Pour inciter les grands groupes à installer des usines aux Etats-Unis, les gouvernements ont utilisé l'outil des incitations fiscales. Le CHIPS Act décidé sous l'administration Biden alloue plus de 50 milliards de dollars à la construction de sites de production en gravure fine et l'Europe a fait de même avec son propre programme de relance de la production fine pour 44 milliards d'euros en vue de revenir à une capacité de production mondiale de 20%.

Le nouveau président des Etats-Unis Donald Trump, en plein remaniement des équilibres économiques mondiaux, voit d'un mauvais oeil cette utilisation de l'argent public à l'heure de la quête de réduction de la dette du pays et l'attribue aux largesses indues du camp adverse des Démocrates.

La menace des taxes douanières plutôt que les aides fédérales

Dans son discours au Congrès américain, il a redit sa volonté de mettre fin au CHIPS Act et d'utiliser un autre outil à la place, qu'il tend à brandir comme solution à toutes les difficultés : la hausse des tarifs douaniers sur les importations.

Son idée : plutôt que de donner de l'argent public à des entreprises qui en ont déjà beaucoup en réserve, mieux vaut les contraindre en augmentant les tarifs à l'importation pour les inciter à choisir d'elles-mêmes d'installer des sites aux Etats-Unis afin d'éviter les taxes.

Wafer

Trump verrait plutôt tout cet argent, ou au moins ce qu'il en reste mais aussi celui attribué aux projets scientifiques dans le cadre général du CHIPS and Science Act, au service de la réduction de la dette.

Quand on veut, on peut, a affirmé le président, prenant l'exemple du fondeur taiwanais TSMC ayant annoncé un projet d'investissement de 100 milliards de dollars supplémentaires sur ses sites en Arizona, sans passer par le CHIPS Act, même s'il s'agit sans doute ici plus d'un geste politique pour rester dans les bonnes grâces du maître du Bureau ovale alors que l'île de Taiwan ne sait plus trop si elle pourra compter sur une aide militaire américaine en cas d'invasion par la Chine.
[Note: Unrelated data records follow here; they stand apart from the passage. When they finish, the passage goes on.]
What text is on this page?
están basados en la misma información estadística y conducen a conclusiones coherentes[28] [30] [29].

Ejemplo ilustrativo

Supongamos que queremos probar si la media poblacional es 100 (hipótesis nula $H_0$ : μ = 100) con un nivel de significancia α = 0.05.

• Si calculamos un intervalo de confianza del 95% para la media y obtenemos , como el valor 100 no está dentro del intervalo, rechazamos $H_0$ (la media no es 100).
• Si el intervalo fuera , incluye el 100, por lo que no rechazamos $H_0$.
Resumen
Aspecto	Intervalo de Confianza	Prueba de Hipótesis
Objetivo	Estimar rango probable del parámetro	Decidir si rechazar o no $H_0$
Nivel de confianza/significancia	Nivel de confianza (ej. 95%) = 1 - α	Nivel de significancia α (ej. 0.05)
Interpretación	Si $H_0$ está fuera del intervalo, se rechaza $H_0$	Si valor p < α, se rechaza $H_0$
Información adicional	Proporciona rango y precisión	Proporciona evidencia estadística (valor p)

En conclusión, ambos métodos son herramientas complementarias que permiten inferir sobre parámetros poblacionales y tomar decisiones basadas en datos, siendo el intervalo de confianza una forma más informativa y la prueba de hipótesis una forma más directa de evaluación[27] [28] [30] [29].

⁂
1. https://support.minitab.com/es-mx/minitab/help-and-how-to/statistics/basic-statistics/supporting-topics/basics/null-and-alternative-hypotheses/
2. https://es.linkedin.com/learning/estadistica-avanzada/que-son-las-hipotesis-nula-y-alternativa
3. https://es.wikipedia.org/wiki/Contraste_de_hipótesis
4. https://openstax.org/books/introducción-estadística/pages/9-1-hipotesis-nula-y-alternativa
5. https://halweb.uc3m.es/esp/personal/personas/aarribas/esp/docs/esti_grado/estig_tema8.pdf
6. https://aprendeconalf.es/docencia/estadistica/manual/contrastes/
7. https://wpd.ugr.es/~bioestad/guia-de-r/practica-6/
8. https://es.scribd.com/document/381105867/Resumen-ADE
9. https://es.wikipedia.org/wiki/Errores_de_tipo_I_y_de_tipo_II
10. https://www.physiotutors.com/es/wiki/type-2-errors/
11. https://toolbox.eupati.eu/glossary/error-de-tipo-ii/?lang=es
Incertitudes sur la conduite à tenir

La menace des tarifs douaniers suffira-t-elle pour faire changer d'avis les grands groupes ? On a pu voir avec quelle célérité beaucoup ont retourné leur veste en janvier et abandonné des pratiques et modes opératiores pour complaire au nouveau maître des lieux.

Certaines entreprises semblent avoir déjà pris en compte cette nouvelle donne, autant pour pouvoir suivre leur propre plan que pour s'éviter des tracas avec l'administration Trump, mais d'autres, comme Intel, ont toujours indiqué qu'elles avaient besoin des financements publics pour leurs projets de sites. Cela vaut aussi pour les sites européens.

Intel Lunar Lake

Ceux en Arizona et en Ohio pourraient s'en trouver impactés, avec des mises en service repoussées qui impacteraient leur rentabilité et la capacité des USA à disposer rapidement de sites de production en gravure fine.

Le site The Register note toutefois qu'annuler le CHIPS Act ne se fera pas d'un geste et qu'une validation par les différentes chambres parlementaires américaines serait nécessaire.

En règle générale, l'industrie n'aime pas le flou et les propos de Trump ne sont pas de nature à fournir un cadre clair dans lequel évoluer ces prochaines années, ce qui pourrait conduire les entreprises à réduire préventivement la voilure. Et tant pis pour les promesses de relocalisation et d'emplois.